Una pianta straordinaria

Dai Sumeri agli Egiziani, dai Cinesi agli Indiani, dai Greci ai Romani, da migliaia di anni non c’è popolo che non abbia celebrato le virtù salutari dell’Aloe. L’incendio dell’antica Babilonia, l’attuale Bagdad, ha cancellato la città ma non i manoscritti dell’epoca perché realizzati su tavolette di argilla che, ben cotte, si sono potute conservare integre fino a noi.

La scrittura cuneiforme su queste terrecotte è stata decifrata e tra i tanti documenti, che ci rivelano la civiltà dell’epoca, ce ne sono alcuni con dettagliate ricette di Aloe. Anche il Papiro egizio Ebers risalente al 1550 avanti Cristo descrive l’utilizzo dell’Aloe. E’ noto, infatti, che le regine d’Egitto Nefertiti e Cleopatra mantenevano la pelle del viso e del corpo fresca e giovane con l’Aloe. Gli Ebrei, fuggiti dall’Egitto, portarono con sé in Palestina i segreti dell’uso dell’Aloe tanto che il re Salomone ne diventò un grande estimatore delle sue proprietà aromatiche.

È citata in più punti persino nella Bibbia.

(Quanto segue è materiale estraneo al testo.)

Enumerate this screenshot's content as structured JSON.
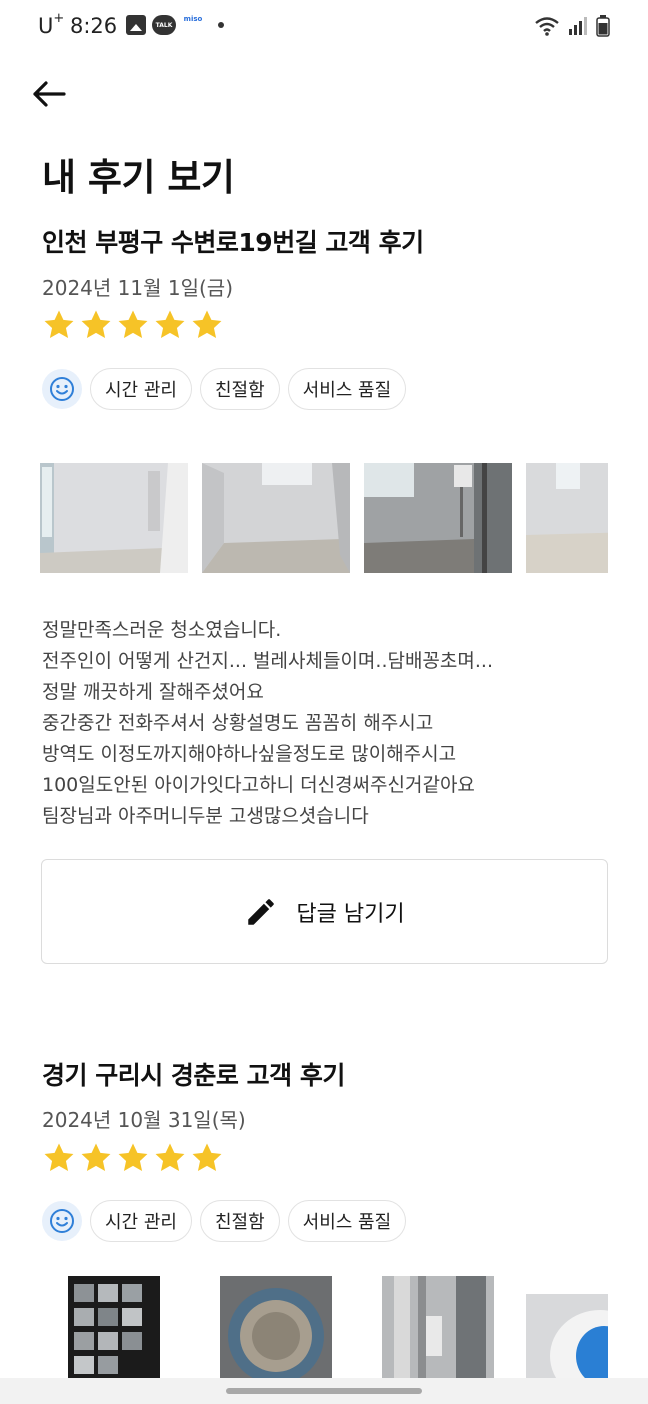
{
  "status_bar": {
    "carrier": "U",
    "carrier_sup": "+",
    "time": "8:26",
    "talk_label": "TALK",
    "miso_label": "miso"
  },
  "page": {
    "title": "내 후기 보기"
  },
  "reviews": [
    {
      "title": "인천 부평구 수변로19번길 고객 후기",
      "date": "2024년 11월 1일(금)",
      "rating": 5,
      "tags": [
        "시간 관리",
        "친절함",
        "서비스 품질"
      ],
      "photo_count_visible": 4,
      "body": [
        "정말만족스러운 청소였습니다.",
        "전주인이 어떻게 산건지... 벌레사체들이며..담배꽁초며...",
        "정말 깨끗하게 잘해주셨어요",
        "중간중간 전화주셔서 상황설명도 꼼꼼히 해주시고",
        "방역도 이정도까지해야하나싶을정도로 많이해주시고",
        "100일도안된 아이가잇다고하니 더신경써주신거같아요",
        "팀장님과 아주머니두분 고생많으셧습니다"
      ],
      "reply_button": "답글 남기기"
    },
    {
      "title": "경기 구리시 경춘로 고객 후기",
      "date": "2024년 10월 31일(목)",
      "rating": 5,
      "tags": [
        "시간 관리",
        "친절함",
        "서비스 품질"
      ],
      "photo_count_visible": 4
    }
  ],
  "colors": {
    "star": "#f6c327",
    "accent_blue": "#2f7fd8",
    "smile_bg": "#e7f0fb",
    "border": "#dcdcdc"
  }
}
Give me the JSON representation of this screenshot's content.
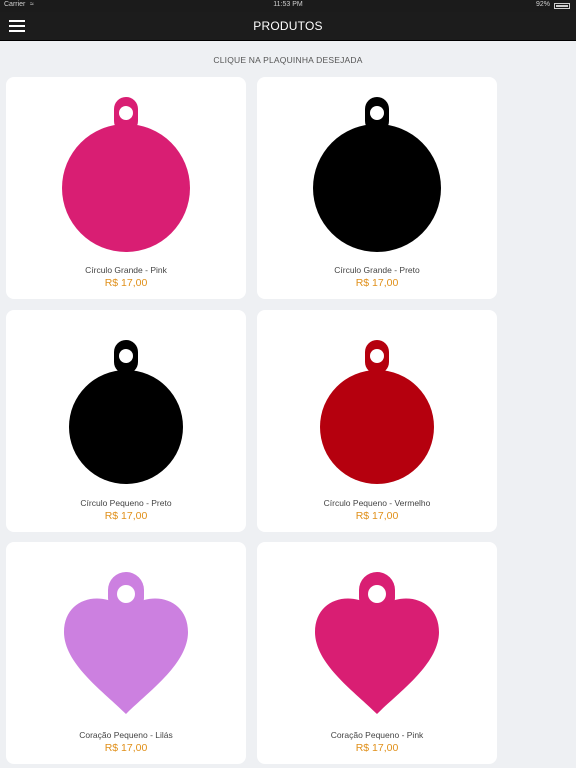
{
  "status_bar": {
    "carrier": "Carrier",
    "time": "11:53 PM",
    "battery": "92%"
  },
  "nav": {
    "title": "PRODUTOS"
  },
  "subtitle": "CLIQUE NA PLAQUINHA DESEJADA",
  "products": [
    {
      "name": "Círculo Grande - Pink",
      "price": "R$ 17,00",
      "shape": "circle-large",
      "color": "#d91e73"
    },
    {
      "name": "Círculo Grande - Preto",
      "price": "R$ 17,00",
      "shape": "circle-large",
      "color": "#000000"
    },
    {
      "name": "Círculo Pequeno - Preto",
      "price": "R$ 17,00",
      "shape": "circle-small",
      "color": "#000000"
    },
    {
      "name": "Círculo Pequeno - Vermelho",
      "price": "R$ 17,00",
      "shape": "circle-small",
      "color": "#b5000e"
    },
    {
      "name": "Coração Pequeno - Lilás",
      "price": "R$ 17,00",
      "shape": "heart",
      "color": "#cc80e0"
    },
    {
      "name": "Coração Pequeno - Pink",
      "price": "R$ 17,00",
      "shape": "heart",
      "color": "#d91e73"
    }
  ]
}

I Templari si tenevano in buona salute bevendo l’ ”Elisir di Gerusalemme”, una miscela di vino di palma, polpa di Aloe e di canapa, convinti che garantisse anche una straordinaria longevità. La pianta si diffuse anche in estremo oriente, in India, in Tibet, in Malesia ed in Cina.

Veniva miscelata con olii vari ed altre sostanze perché non si credeva cha da sola potesse essere così potente. Nel medioevo e nel rinascimento la ritroviamo negli scritti dei Monaci, che gli aggiunsero il suffisso Vera, Aloe Vera, per distinguerla dalle numerose specie, e poi dei Gesuiti e dei Benedettini che portarono l’Aloe, insieme ad altre piante officinali, nel nuovo mondo al seguito degli spagnoli e dei portoghesi. Proprio alle Barbados la pianta trovò un terreno ed un clima ideali a tal punto che il botanico Miller la volle chiamare Aloe Vera Barbadensis Miller. Quest’ultima rimane ancor oggi la più utilizzata nel mondo perché è quella che ha le maggiori proprietà riconosciute. Ancora citata da Marco Polo nel suo lungo viaggio in Cina e da Cristoforo Colombo che ci racconta del suo utilizzo nelle isole caraibiche per le vesciche e le punture d’insetti.

Grazie agli studi di numerosi scienziati del secolo scorso, che sarebbe lungo elencare col rischio di dimenticarne qualcuno, possiamo però esaminare le loro pubblicazioni scientifiche. Queste pubblicazioni ci confermano che l’Aloe è uno tra i vegetali più ricchi di sostanze benefiche per l’organismo, 160 catalogate, che, lavorano comunque in una straordinaria sinergia naturale. Contiene minerali, vitamine, enzimi, aminoacidi e mono-polisaccaridi.